Thursday, May 31, 2012

S Corporations Allowed to Own Subsidiaries

Regular “C” corporation subsidiary. S corporations may have 80%-or-more-owned C corporation subsidiaries. These C corporation subsidiaries may file a consolidated return with other C corporations with which they are affiliated. The S corporation cannot be included in this return, however.

Note as well that dividends received by the S corporation parent from its C corporation subsidiary are not treated as “passive investment income” to the extent they are attributable to the sub's active conduct of a trade or business. This can help the S corporation avoid the tax on passive income and the possible termination of its S corporation status that applies to S corporations with accumulated earnings and profits (i.e., earnings and profits from a year when it was not an S corporation).

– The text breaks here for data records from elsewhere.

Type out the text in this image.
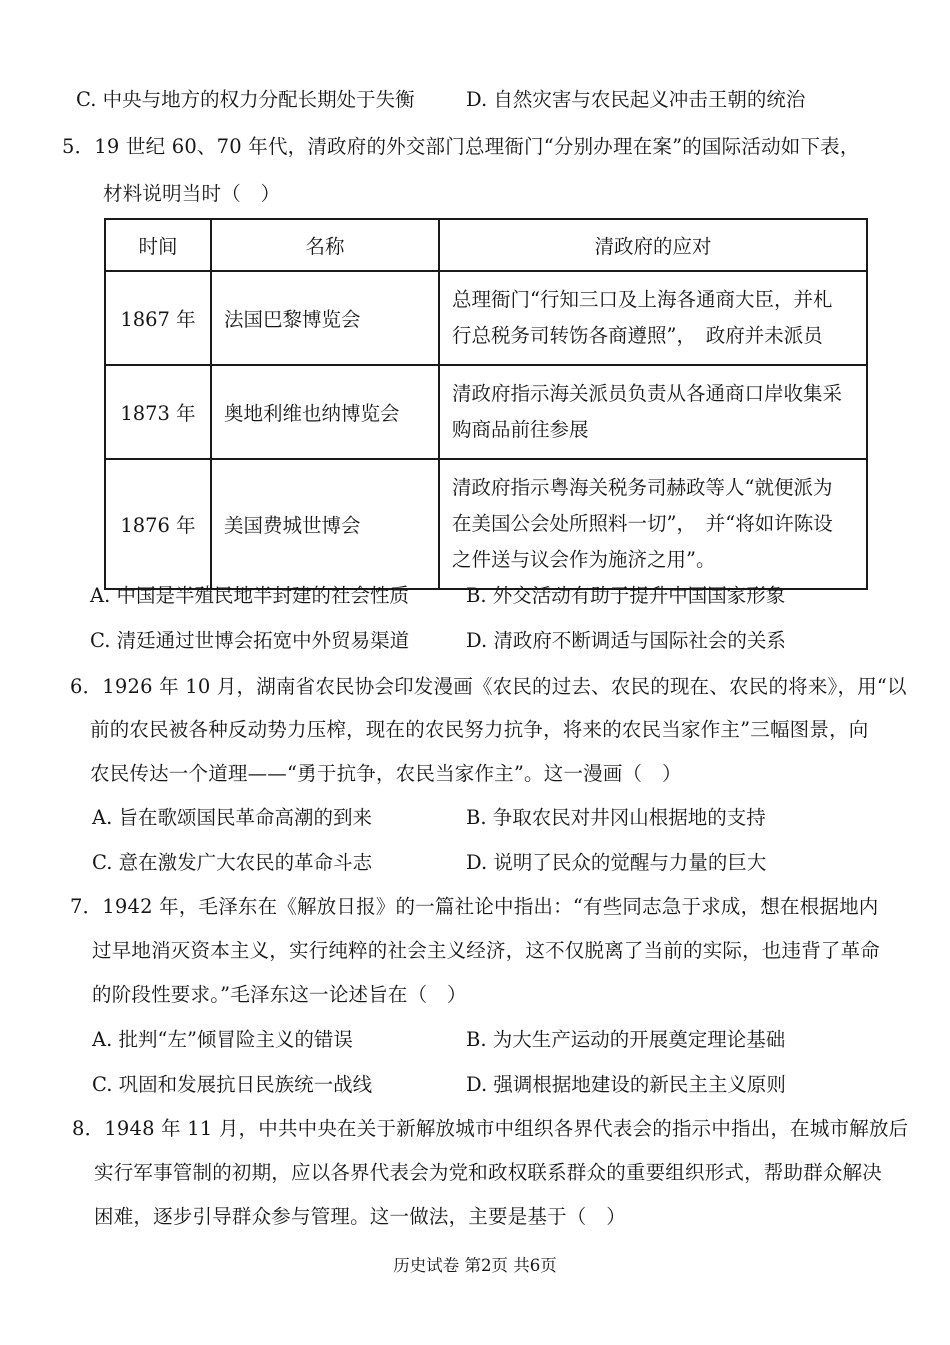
C. 中央与地方的权力分配长期处于失衡	D. 自然灾害与农民起义冲击王朝的统治
5．19 世纪 60、70 年代，清政府的外交部门总理衙门“分别办理在案”的国际活动如下表，
材料说明当时（　）
时间	名称	清政府的应对
1867 年	法国巴黎博览会	总理衙门“行知三口及上海各通商大臣，并札
行总税务司转饬各商遵照”，　政府并未派员

1873 年	奥地利维也纳博览会	清政府指示海关派员负责从各通商口岸收集采
购商品前往参展

1876 年	美国费城世博会	清政府指示粤海关税务司赫政等人“就便派为
在美国公会处所照料一切”，　并“将如许陈设
之件送与议会作为施济之用”。
A. 中国是半殖民地半封建的社会性质	B. 外交活动有助于提升中国国家形象
C. 清廷通过世博会拓宽中外贸易渠道	D. 清政府不断调适与国际社会的关系
6．1926 年 10 月，湖南省农民协会印发漫画《农民的过去、农民的现在、农民的将来》，用“以
前的农民被各种反动势力压榨，现在的农民努力抗争，将来的农民当家作主”三幅图景，向
农民传达一个道理——“勇于抗争，农民当家作主”。这一漫画（　）
A. 旨在歌颂国民革命高潮的到来	B. 争取农民对井冈山根据地的支持
C. 意在激发广大农民的革命斗志	D. 说明了民众的觉醒与力量的巨大
7．1942 年，毛泽东在《解放日报》的一篇社论中指出：“有些同志急于求成，想在根据地内
过早地消灭资本主义，实行纯粹的社会主义经济，这不仅脱离了当前的实际，也违背了革命
的阶段性要求。”毛泽东这一论述旨在（　）
A. 批判“左”倾冒险主义的错误	B. 为大生产运动的开展奠定理论基础
C. 巩固和发展抗日民族统一战线	D. 强调根据地建设的新民主主义原则
8．1948 年 11 月，中共中央在关于新解放城市中组织各界代表会的指示中指出，在城市解放后
实行军事管制的初期，应以各界代表会为党和政权联系群众的重要组织形式，帮助群众解决
困难，逐步引导群众参与管理。这一做法，主要是基于（　）
历史试卷 第2页 共6页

Wholly-owned S corporation subsidiary. An S corporation cannot have a corporate shareholder. This rule ordinarily prevents subsidiaries from being treated as S corporations. However, this rule does not apply to qualified Subchapter S subsidiaries (QSSSs or Qsubs). Thus, an S corporation can have a QSub if it owns 100% of the subsidiary and makes the required election.

A QSub is not treated as a separate corporation. Instead, its assets, liabilities, income, deductions, etc. are all treated as those of the parent S corporation. The sub's accumulated earnings and profits, passive investment income, and built-in gains are also treated as those of the parent. Other tax consequences relating to the S corporation sub can be complex.

If an election is made to treat an existing corporation as a QSub, it will generally be treated as having liquidated in a tax-free subsidiary liquidation. The tax consequences of this move can be complex and must be thoroughly analyzed.